Theological Concerns.
The place where spirituality is taken up by Adlerians is certainly an interesting theoretical issue -- and the author works mightily to demonstrate its practical implications. One would hope in the first major book to address the matter, there might be more clarity than confusion on this point. Shouldn't there be some innovation especially in this book? Instead there is an uneven reporting of the Adlerian literature, as if to support the conservative Christian stance on biblical interpretation and suspicion of psychology. Adler seems to be put forward as something of a trustworthy psychologist in a field of the unfaithful (see "Developing Credibility among the Faithful," pp. 13-15). To me, this comes across as demeaning to the decades of authentic pastoral care efforts and publications that the conservative Christians regularly overlook.

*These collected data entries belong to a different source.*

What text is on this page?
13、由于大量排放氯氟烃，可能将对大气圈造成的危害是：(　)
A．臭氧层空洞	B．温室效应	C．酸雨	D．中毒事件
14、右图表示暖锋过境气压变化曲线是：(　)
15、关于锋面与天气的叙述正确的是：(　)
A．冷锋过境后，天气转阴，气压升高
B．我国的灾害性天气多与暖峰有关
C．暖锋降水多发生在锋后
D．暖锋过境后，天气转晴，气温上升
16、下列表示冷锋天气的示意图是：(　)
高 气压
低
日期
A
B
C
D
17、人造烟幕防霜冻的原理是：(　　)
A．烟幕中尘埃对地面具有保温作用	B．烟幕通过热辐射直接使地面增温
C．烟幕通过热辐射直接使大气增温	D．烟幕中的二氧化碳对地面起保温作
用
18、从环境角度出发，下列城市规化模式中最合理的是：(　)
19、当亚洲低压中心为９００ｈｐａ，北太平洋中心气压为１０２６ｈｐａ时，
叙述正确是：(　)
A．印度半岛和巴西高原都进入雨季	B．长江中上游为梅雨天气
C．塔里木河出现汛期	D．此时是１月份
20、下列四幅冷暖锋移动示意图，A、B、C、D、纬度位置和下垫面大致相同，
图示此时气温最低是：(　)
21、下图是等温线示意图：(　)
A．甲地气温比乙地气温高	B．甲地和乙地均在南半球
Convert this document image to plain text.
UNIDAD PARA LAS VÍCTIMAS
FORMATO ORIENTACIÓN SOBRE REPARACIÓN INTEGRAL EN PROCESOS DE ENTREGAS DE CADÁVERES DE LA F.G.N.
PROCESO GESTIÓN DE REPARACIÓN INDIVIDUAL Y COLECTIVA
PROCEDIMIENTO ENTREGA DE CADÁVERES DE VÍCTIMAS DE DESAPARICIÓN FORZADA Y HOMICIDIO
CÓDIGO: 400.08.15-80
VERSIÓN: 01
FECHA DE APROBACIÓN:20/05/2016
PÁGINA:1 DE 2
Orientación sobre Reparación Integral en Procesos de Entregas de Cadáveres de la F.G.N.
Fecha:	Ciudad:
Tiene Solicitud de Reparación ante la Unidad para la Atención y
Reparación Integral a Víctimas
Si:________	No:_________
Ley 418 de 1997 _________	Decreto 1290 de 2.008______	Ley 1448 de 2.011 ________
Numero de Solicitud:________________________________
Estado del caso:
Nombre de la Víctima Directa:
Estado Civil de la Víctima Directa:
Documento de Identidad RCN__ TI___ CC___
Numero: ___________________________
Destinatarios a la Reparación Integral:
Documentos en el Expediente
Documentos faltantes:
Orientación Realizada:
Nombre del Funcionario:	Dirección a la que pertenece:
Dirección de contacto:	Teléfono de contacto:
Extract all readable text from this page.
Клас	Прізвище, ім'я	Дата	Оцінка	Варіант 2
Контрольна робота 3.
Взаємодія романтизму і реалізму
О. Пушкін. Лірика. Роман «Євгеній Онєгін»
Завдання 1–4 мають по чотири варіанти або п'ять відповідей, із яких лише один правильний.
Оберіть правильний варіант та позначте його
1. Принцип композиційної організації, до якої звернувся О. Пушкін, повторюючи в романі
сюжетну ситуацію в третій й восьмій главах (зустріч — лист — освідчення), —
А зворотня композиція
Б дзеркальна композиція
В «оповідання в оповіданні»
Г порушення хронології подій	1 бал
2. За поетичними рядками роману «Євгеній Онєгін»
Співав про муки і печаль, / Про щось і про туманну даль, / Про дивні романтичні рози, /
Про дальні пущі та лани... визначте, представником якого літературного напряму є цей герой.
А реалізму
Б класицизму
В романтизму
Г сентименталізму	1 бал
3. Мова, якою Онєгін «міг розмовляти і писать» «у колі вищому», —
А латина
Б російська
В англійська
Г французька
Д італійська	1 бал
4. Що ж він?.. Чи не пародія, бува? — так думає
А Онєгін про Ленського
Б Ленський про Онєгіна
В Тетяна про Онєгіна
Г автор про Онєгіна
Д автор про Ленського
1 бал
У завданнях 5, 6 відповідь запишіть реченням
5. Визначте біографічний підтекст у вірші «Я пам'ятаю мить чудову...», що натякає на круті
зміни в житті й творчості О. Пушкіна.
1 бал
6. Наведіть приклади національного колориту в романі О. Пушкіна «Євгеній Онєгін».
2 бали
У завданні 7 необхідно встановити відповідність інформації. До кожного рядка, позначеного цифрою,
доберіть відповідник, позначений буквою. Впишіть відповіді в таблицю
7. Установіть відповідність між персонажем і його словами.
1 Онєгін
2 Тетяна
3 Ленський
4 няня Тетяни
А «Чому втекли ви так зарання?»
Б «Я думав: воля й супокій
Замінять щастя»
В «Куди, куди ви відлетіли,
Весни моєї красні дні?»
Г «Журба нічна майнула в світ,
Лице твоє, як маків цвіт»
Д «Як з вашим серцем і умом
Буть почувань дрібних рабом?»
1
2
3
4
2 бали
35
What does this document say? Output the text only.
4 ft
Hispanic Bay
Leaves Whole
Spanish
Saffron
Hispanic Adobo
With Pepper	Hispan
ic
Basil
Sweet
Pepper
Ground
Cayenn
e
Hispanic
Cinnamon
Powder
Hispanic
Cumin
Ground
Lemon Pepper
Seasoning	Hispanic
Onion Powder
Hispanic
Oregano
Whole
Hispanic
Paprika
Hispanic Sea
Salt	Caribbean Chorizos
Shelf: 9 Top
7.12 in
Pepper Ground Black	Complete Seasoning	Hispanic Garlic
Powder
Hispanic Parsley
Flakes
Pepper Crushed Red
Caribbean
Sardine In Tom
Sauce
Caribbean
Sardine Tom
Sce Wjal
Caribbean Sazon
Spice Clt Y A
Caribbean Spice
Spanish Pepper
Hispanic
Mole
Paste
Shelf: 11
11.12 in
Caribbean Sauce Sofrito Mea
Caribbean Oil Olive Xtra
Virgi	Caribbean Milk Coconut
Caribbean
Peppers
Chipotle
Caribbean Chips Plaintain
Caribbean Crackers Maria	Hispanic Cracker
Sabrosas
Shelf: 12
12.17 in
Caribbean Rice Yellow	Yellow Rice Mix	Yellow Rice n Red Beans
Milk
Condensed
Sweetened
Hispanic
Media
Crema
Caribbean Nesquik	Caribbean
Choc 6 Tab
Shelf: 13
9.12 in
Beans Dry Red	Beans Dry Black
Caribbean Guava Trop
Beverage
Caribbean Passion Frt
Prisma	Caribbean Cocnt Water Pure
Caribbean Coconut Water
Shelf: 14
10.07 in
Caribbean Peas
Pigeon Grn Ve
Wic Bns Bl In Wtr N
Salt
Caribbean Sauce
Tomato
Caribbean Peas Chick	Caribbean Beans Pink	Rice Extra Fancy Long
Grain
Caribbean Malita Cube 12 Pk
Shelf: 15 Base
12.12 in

Regarding this conservative bent, I was disappointed to read the un-nuanced contrast in Chapter 6 on Judaism that "Christians believe that Jesus of Nazareth is the literal Son of God" (p. 100). This may seem standard fare to the author, but a good number of readers are going to be theologically-astute and, in fact, literalists are not necessarily in the majority on this issue. There are salient discussions even in moderate conservative churches about what "Son of God" meant. For example, it was already understood as an honorific title (as with King David). Also, paternity by a non-gendered spirit, even if called "Father" is not without difficulties. Finally, I found it ironic that most of the specific Christian denominations that take a strong literalist view of this (such as Jehovah's Witnesses and the Latter Day Saints) are not mentioned at all in this chapter -- and by some accounts the Mormons are the fastest growing segment of the Christian body -- at least in North America.
Pastoral Concerns.
Herein lies the most serious of my concerns. While the many case presentations stand as a strength of the book, I was not moved by any of them. They seemed staid and simplistic, show little of the struggle that the client (or the therapist) goes through to arrive at solutions. As such they sometimes seem like cookie-cutter approaches.
Still more disturbing is the section on homosexuality in Chapter 6 (pp. 113-114). I cannot understand why it is added here. The author seems uneasy about the matter. While he courageously addresses women's inequality in Chapters 6 (on Judaism), 7 (on Islam), and 8 (on Hinduism), stating Adler's insistence on the matter, it is peculiar to find in Chapter 6 -- and so much negativity. Johansen does not address homosexuality in the other religious sections.
This was a prime opportunity to show the strength of the current Adlerian struggle to be as humane as our theory dictates (see The Journal of Individual Psychology, 64:2); but nothing is said. There is no kind word to therapist or client -- and surely some of the readers will be lesbians or gay men. This unwound the rest of the book for me as this section comes across as thoughtless and potentially cruel.
Conclusion.
The book is important as an initial full-length attempt to show how Adlerian approaches can impact pastoral counseling. Its summaries of the religions are manageably brief and helpful. Unfortunately, the predisposed conservative Christian presentation leads the reader to wonder if the other religious presentations are also biased.